Some health insurers, such as Blue Cross Blue Shield of Arizona, are offering advance payments to providers to help keep the doors open, but even those measures are a Band Aid for a larger problem that needs to be addressed. Panelists pointed to the need to break free from a fee-for-service model and to fight for improved reimbursement rates for providers–particularly when it comes to telehealth.
“Within a couple of weeks, providers did this pivot to virtual health,” Greiner said. “And yet there is not proper remuneration for that. Private plans should step up and start paying for telephonic visits. Telehealth is helping to meet patient demand, but it’s not successfully meeting all patient demand.”
The need to support and reform the primary care model will become more apparent in the weeks and months to come. According to survey data, two thirds of primary care providers expect to see a huge unmet demand for mental health services, as well as increased demand for preventive care, chronic care, substance abuse treatment and domestic violence incidents.
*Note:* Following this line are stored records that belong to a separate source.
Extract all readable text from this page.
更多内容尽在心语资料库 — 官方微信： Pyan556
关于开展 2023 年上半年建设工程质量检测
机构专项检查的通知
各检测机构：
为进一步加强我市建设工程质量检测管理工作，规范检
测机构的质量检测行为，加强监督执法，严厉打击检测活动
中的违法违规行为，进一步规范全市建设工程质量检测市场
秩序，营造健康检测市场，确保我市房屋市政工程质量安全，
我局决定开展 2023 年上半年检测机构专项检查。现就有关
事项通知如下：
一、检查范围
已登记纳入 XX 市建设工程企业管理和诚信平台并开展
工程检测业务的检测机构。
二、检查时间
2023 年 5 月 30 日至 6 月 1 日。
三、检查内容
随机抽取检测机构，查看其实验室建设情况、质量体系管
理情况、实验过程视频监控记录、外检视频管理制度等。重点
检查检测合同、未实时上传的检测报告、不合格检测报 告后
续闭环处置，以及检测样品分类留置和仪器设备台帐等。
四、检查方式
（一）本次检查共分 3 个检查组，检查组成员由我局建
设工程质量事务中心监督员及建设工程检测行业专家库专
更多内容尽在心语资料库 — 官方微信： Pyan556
“This is really important to think about so that we can avoid a second health crisis,” Greiner said. “We have got to start paying attention to this care that is being delayed or avoided, both in chronic care and prevention but absolutely on the mental health front.”
For employers worried about their health care spending in years to come, the shortage of primary care essentially pulls the rug out from under them. Without early intervention, chronic conditions will become more common and costly. In addition, health care industry leaders are already expecting to see a surge in late-stage cancer as a result of delayed screenings and doctor visits.
“The next stimulus package needs to have more targeted support for primary care,” Greiner said. “Make sure that the doors are not closed, virtually or otherwise. Private payers have to step up … private payers have to use some of the largess they have to advance payments to primary care and make sure they remain variable, particularly the independents.”